Jeannine Hill Fletcher: So theology is about the ultimate meaning of life and the mystery that surrounds us and our exploration into that, but it’s also about who we are to become as human beings. Wrestling with the oppression that theology has been a part of and wrestling with decolonial realities is a necessary element of our search for that ultimate meaning and truth.

Francis Schüssler Fiorenza: Right. And even though he didn’t make those moves explicitly, a lot of this work is still a continuation of Rahner—it’s bringing him to fruition.

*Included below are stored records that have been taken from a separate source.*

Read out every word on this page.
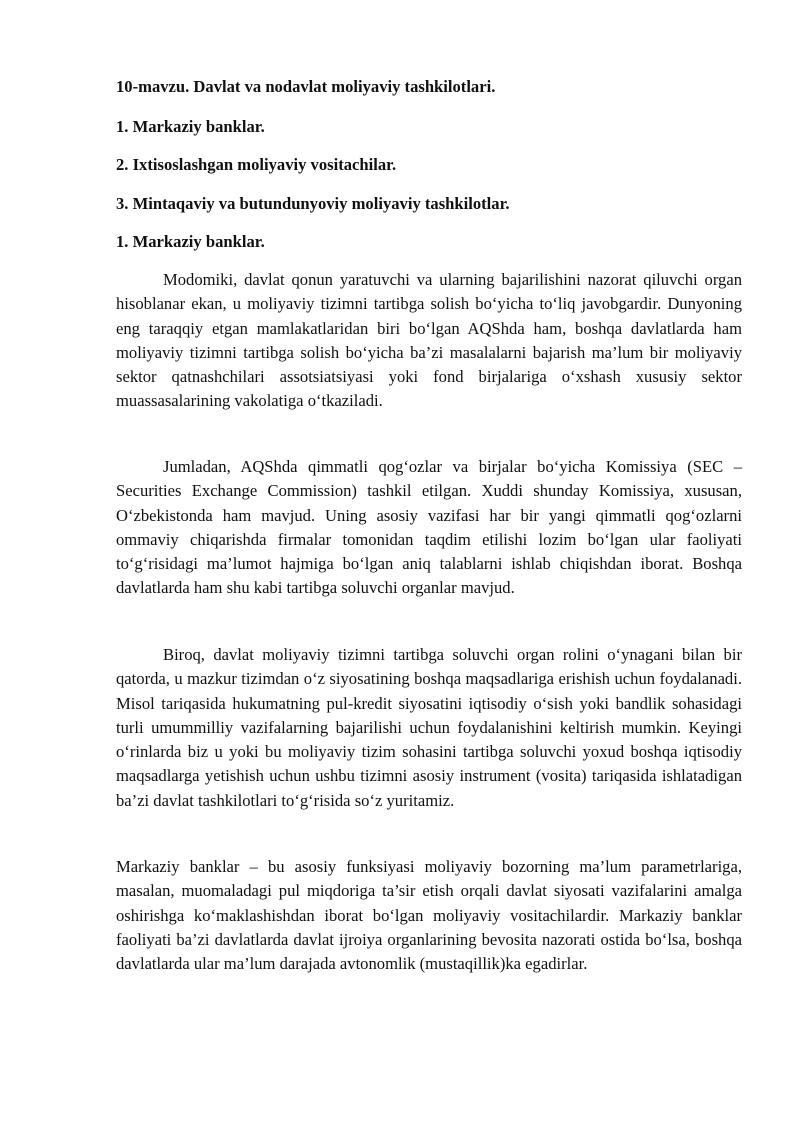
10-mavzu. Davlat va nodavlat moliyaviy tashkilotlari.

1. Markaziy banklar.

2. Ixtisoslashgan moliyaviy vositachilar.

3. Mintaqaviy va butundunyoviy moliyaviy tashkilotlar.

1. Markaziy banklar.

Modomiki, davlat qonun yaratuvchi va ularning bajarilishini nazorat qiluvchi organ hisoblanar ekan, u moliyaviy tizimni tartibga solish bo‘yicha to‘liq javobgardir. Dunyoning eng taraqqiy etgan mamlakatlaridan biri bo‘lgan AQShda ham, boshqa davlatlarda ham moliyaviy tizimni tartibga solish bo‘yicha ba’zi masalalarni bajarish ma’lum bir moliyaviy sektor qatnashchilari assotsiatsiyasi yoki fond birjalariga o‘xshash xususiy sektor muassasalarining vakolatiga o‘tkaziladi.

Jumladan, AQShda qimmatli qog‘ozlar va birjalar bo‘yicha Komissiya (SEC – Securities Exchange Commission) tashkil etilgan. Xuddi shunday Komissiya, xususan, O‘zbekistonda ham mavjud. Uning asosiy vazifasi har bir yangi qimmatli qog‘ozlarni ommaviy chiqarishda firmalar tomonidan taqdim etilishi lozim bo‘lgan ular faoliyati to‘g‘risidagi ma’lumot hajmiga bo‘lgan aniq talablarni ishlab chiqishdan iborat. Boshqa davlatlarda ham shu kabi tartibga soluvchi organlar mavjud.

Biroq, davlat moliyaviy tizimni tartibga soluvchi organ rolini o‘ynagani bilan bir qatorda, u mazkur tizimdan o‘z siyosatining boshqa maqsadlariga erishish uchun foydalanadi. Misol tariqasida hukumatning pul-kredit siyosatini iqtisodiy o‘sish yoki bandlik sohasidagi turli umummilliy vazifalarning bajarilishi uchun foydalanishini keltirish mumkin. Keyingi o‘rinlarda biz u yoki bu moliyaviy tizim sohasini tartibga soluvchi yoxud boshqa iqtisodiy maqsadlarga yetishish uchun ushbu tizimni asosiy instrument (vosita) tariqasida ishlatadigan ba’zi davlat tashkilotlari to‘g‘risida so‘z yuritamiz.

Markaziy banklar – bu asosiy funksiyasi moliyaviy bozorning ma’lum parametrlariga, masalan, muomaladagi pul miqdoriga ta’sir etish orqali davlat siyosati vazifalarini amalga oshirishga ko‘maklashishdan iborat bo‘lgan moliyaviy vositachilardir. Markaziy banklar faoliyati ba’zi davlatlarda davlat ijroiya organlarining bevosita nazorati ostida bo‘lsa, boshqa davlatlarda ular ma’lum darajada avtonomlik (mustaqillik)ka egadirlar.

Jeannine Hill Fletcher: As we close, I remember one piece of advice that you gave me when I was a young scholar at HDS. You said, “Write a lot. Publish a lot. And then don’t be afraid to look back and maybe even laugh at what you wrote when you were younger because you’re always evolving. You’re always exploring these ideas in new ways.” What kinds of advice do you give to folks who are in the middle of their theological projects now as they’re looking forward? And what hopes do you have for your students?

Francis Schüssler Fiorenza: I would say I give that advice that I gave you to everyone, though I have to admit that I stole that advice from Rahner. It was the advice his older brother gave him. But I understand that advice to mean you really have to be yourself and discover yourself through this process of revision. As for my hopes, I hope that some of my students—including you—will continue developing their own voices and go down paths I’ve never gone down. And I hope your students will do the same.

I think that this will contribute to the globalization and decolonization of theology—through social and geographical diversity of viewpoints. And I think the same is true at Harvard Divinity School. We have to look forward to HDS becoming even more diverse than it has been, although I think it’s been one of the more diverse divinity schools in the country. I’ve been happy at Harvard Divinity School, and I look forward to seeing how it continues to transform and change.